Robots.txt, an important file

Robots.txt, an important file

What is Robots.txt?

On your site, you try, as much as possible, to ensure that your pages are indexed as well as possible by search engine spiders. But it can also happen that some of your pages are confidential, (or under construction) or in any case that your objective is not to distribute them widely on these engines. A site or a page under construction, for example, does not have to be the target of such aspiration. It is then necessary to prevent certain spiders from taking them into account.

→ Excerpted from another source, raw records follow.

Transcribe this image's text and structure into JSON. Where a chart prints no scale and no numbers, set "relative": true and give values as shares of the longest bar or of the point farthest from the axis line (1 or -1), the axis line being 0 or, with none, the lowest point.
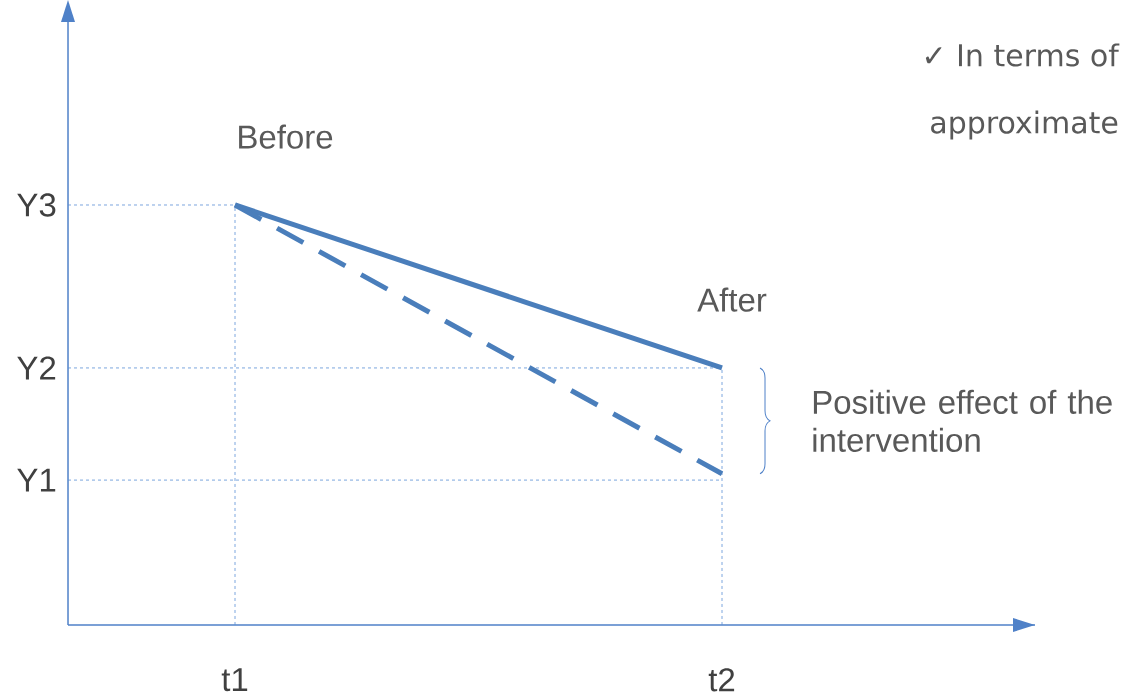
{
  "chart_data": {
    "type": "line",
    "relative": true,
    "categories": [
      "t1",
      "t2"
    ],
    "series": [
      {
        "color": "#4a7ebb",
        "values": [
          1,
          0.612
        ],
        "line_style": "solid"
      },
      {
        "color": "#4a7ebb",
        "values": [
          1,
          0.36
        ],
        "line_style": "dashed"
      }
    ],
    "ref_lines": [
      {
        "axis": "y",
        "value": 1,
        "label": "Y3",
        "color": "#5b8fd6",
        "line_style": "dashed"
      },
      {
        "axis": "y",
        "value": 0.612,
        "label": "Y2",
        "color": "#5b8fd6",
        "line_style": "dashed"
      },
      {
        "axis": "y",
        "value": 0.345,
        "label": "Y1",
        "color": "#5b8fd6",
        "line_style": "dashed"
      },
      {
        "axis": "x",
        "value": "t1",
        "color": "#5b8fd6",
        "line_style": "dashed"
      },
      {
        "axis": "x",
        "value": "t2",
        "color": "#5b8fd6",
        "line_style": "dashed"
      }
    ],
    "annotations": [
      {
        "text": "Before",
        "x": "t1",
        "y": 1
      },
      {
        "text": "After",
        "x": "t2",
        "y": 0.612
      },
      "Positive effect of the intervention",
      "✓ In terms of",
      "approximate"
    ]
  }
}
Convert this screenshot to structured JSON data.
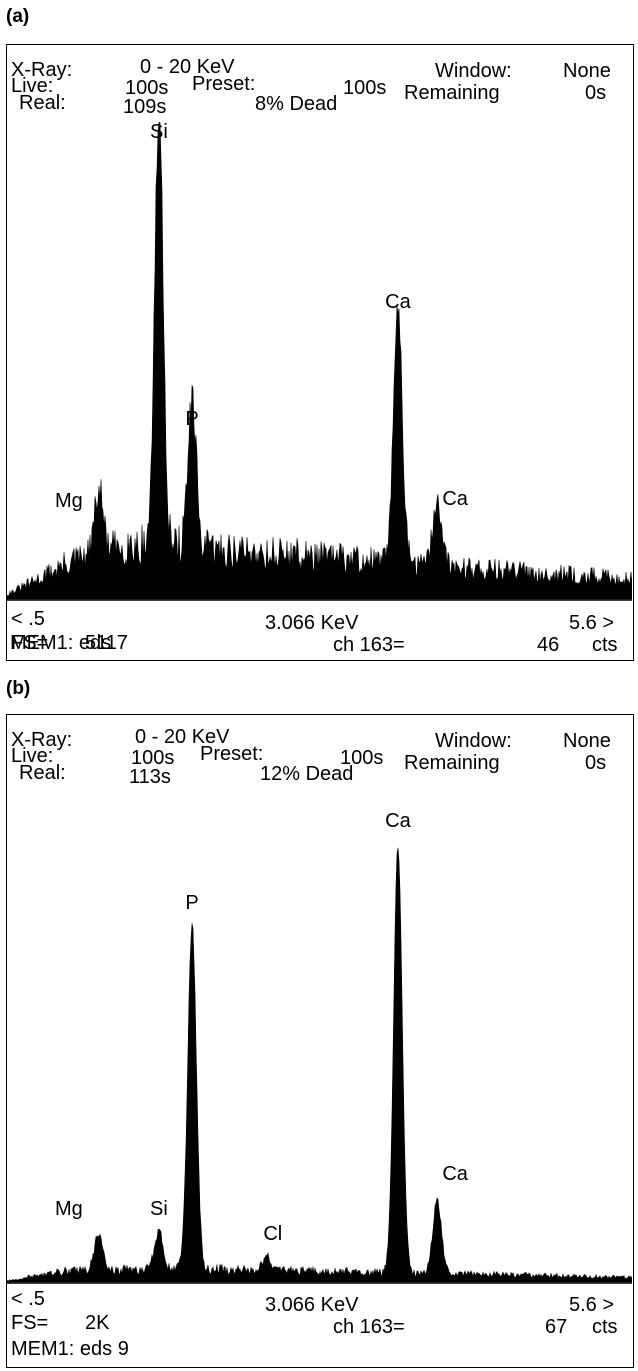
{
  "panels": [
    {
      "label": "(a)",
      "header": {
        "xray_label": "X-Ray:",
        "xray_range": "0 - 20 KeV",
        "live_label": "Live:",
        "live_value": "100s",
        "preset_label": "Preset:",
        "preset_value": "100s",
        "real_label": "Real:",
        "real_value": "109s",
        "dead_value": "8% Dead",
        "window_label": "Window:",
        "window_value": "None",
        "remaining_label": "Remaining",
        "remaining_value": "0s"
      },
      "footer": {
        "left_marker": "< .5",
        "cursor_energy": "3.066 KeV",
        "right_marker": "5.6 >",
        "fs_label": "FS=",
        "fs_value": "511",
        "channel": "ch 163=",
        "counts": "46",
        "counts_unit": "cts",
        "mem": "MEM1: eds 7"
      }
    },
    {
      "label": "(b)",
      "header": {
        "xray_label": "X-Ray:",
        "xray_range": "0 - 20 KeV",
        "live_label": "Live:",
        "live_value": "100s",
        "preset_label": "Preset:",
        "preset_value": "100s",
        "real_label": "Real:",
        "real_value": "113s",
        "dead_value": "12% Dead",
        "window_label": "Window:",
        "window_value": "None",
        "remaining_label": "Remaining",
        "remaining_value": "0s"
      },
      "footer": {
        "left_marker": "< .5",
        "cursor_energy": "3.066 KeV",
        "right_marker": "5.6 >",
        "fs_label": "FS=",
        "fs_value": "2K",
        "channel": "ch 163=",
        "counts": "67",
        "counts_unit": "cts",
        "mem": "MEM1: eds 9"
      }
    }
  ],
  "chart_data": [
    {
      "type": "area",
      "xlim": [
        0.5,
        5.6
      ],
      "xunit": "KeV",
      "ylim": [
        0,
        511
      ],
      "fill_color": "#000000",
      "peaks": [
        {
          "label": "Mg",
          "energy": 1.25,
          "height": 70
        },
        {
          "label": "Si",
          "energy": 1.74,
          "height": 478
        },
        {
          "label": "P",
          "energy": 2.01,
          "height": 160
        },
        {
          "label": "Ca",
          "energy": 3.69,
          "height": 290
        },
        {
          "label": "Ca",
          "energy": 4.01,
          "height": 72
        }
      ],
      "background": [
        [
          0.5,
          5
        ],
        [
          0.7,
          18
        ],
        [
          1.0,
          40
        ],
        [
          1.5,
          60
        ],
        [
          2.5,
          52
        ],
        [
          3.5,
          42
        ],
        [
          4.5,
          32
        ],
        [
          5.6,
          22
        ]
      ]
    },
    {
      "type": "area",
      "xlim": [
        0.5,
        5.6
      ],
      "xunit": "KeV",
      "ylim": [
        0,
        2048
      ],
      "fill_color": "#000000",
      "peaks": [
        {
          "label": "Mg",
          "energy": 1.25,
          "height": 170
        },
        {
          "label": "Si",
          "energy": 1.74,
          "height": 170
        },
        {
          "label": "P",
          "energy": 2.01,
          "height": 1560
        },
        {
          "label": "Cl",
          "energy": 2.62,
          "height": 60
        },
        {
          "label": "Ca",
          "energy": 3.69,
          "height": 1930
        },
        {
          "label": "Ca",
          "energy": 4.01,
          "height": 330
        }
      ],
      "background": [
        [
          0.5,
          5
        ],
        [
          0.7,
          25
        ],
        [
          1.0,
          50
        ],
        [
          2.0,
          60
        ],
        [
          3.0,
          50
        ],
        [
          4.0,
          40
        ],
        [
          5.0,
          28
        ],
        [
          5.6,
          20
        ]
      ]
    }
  ]
}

This can be done using a text file, called robots.txt, present on your hosting, at the root of your site. This file will give indications to the engine spider who will want to crawl your site, on what he can or should not do on the site. As soon as the spider of an engine arrives on a site (for example https://monsite.info/), it will search for the document present at the address https://www.monsite.info/robots.txt before 'perform the slightest "document aspiration". If this file exists, it reads it and follows the indications given. If he does not find it, he begins his work of reading and recording the page he has come to visit as well as those which may be linked to it, considering that nothing is forbidden to him.


Structure

There should only be one robots.txt file on a site, and it should be at the site root level. The name of the file (robots.txt) must always be created in lowercase. The structure of a robots.txt file is as follows:


User-agent: *
Disallow: / cgi-bin /
Disallow: /time/
Disallow: / lost /
Disallow: /entravaux/
Disallow: /abonnes/prix.html

In this example:

  • User-agent: * means that access is granted to all agents (all spiders), whoever they are.
  • The robot will not explore the / cgi-bin /, / tempo /, / perso / and / entravaux / directories of the server nor the / subscribers/prix.html file.

The / temp / directory, for example, corresponds to the address https://mysite.info/ Each directory to be excluded from spider aspiration must have a specific Disallow: line. The Disallow: command allows you to indicate that "everything that begins with" the specified expression must not be indexed.

So :
Disallow: / perso will not allow indexing of either https://monsite.info/ or https://monsite.info/

Disallow: / perso / will not index https://monsite.info/ but will not apply to the address https://monsite.info/

On the other hand, the robots.txt file must not contain blank (white) lines.
The star (*) is only accepted in the User-agent field.
It cannot be used as a wildcard (or as a truncation operator) as in the example: Disallow: / entravaux / *.
There is no field corresponding to the permission, of type Allow :.
Finally, the description field (User-agent, Disallow) can be entered either in lower case or in upper case.
Lines that begin with a "#" sign, ie anything to the right of this sign on a line, is considered a comment.


Here are some very classic and important commands from the robots.txt file:

Disallow: / Used to exclude all pages from the server (no aspiration possible).
Disallow: Allows not to exclude any page from the server (no constraint).
An empty or nonexistent robots.txt file will have the same effect.
User-Agent: googlebot Used to identify a particular robot (here, that of google).
User-agent: googlebot
Disallow:
User-agent: *
Disallow: / Allows the google spider to suck everything up, but denies other bots.



Sitemap et robots.txt

To help Google, Yahoo or others, and especially the engines not giving an interface having the possibility of indicating to them the sitemap file of a site, one can add the indication in the file, using the following syntax:
Sitemap: https://monsite.info/
(more if several sitemap files ...)
for Google or Bing
or also:
Sitemap: https://monsite.info/
more specific to Yahoo ...

Robots.txt file generator

If you want to create a robots.txt file easily, simply, and be sure that it is valid, you can also use a robots.txt generator, like this one for example: robots.txt file generator

All explanations online

The reference site
or for more 'base' definitions:
in French on wikipedia

Also note this very recent indication found on the Net:

A user has just discovered that Google took into account a directive named "noindex" when it was inserted in the "robots.txt" file of a site, such as:

User-agent:Googlebot
Disallow:/perso/
Disallow:/entravaux/
Noindex:/clients/

While the "Disallow" directive tells robots to ignore the contents of a directory (no indexing, no link tracking), "Noindex" would be reduced to not indexing pages, but identifying the links they contain. An equivalent of the "Robots" meta tag which would contain the information "Noindex, Follow" in a way. Google would have indicated that this mention is currently being tested, that it is only supported by Google but that nothing says that it will be adopted in the end. To be used and tested with care therefore ...!


note: the best solution for this "customers" file, remaining to block it via a '.htaccess' which will be valid for all engines ...;)

add a comment of Robots.txt, an important file
Comment sent successfully! We will review it in the next few hours.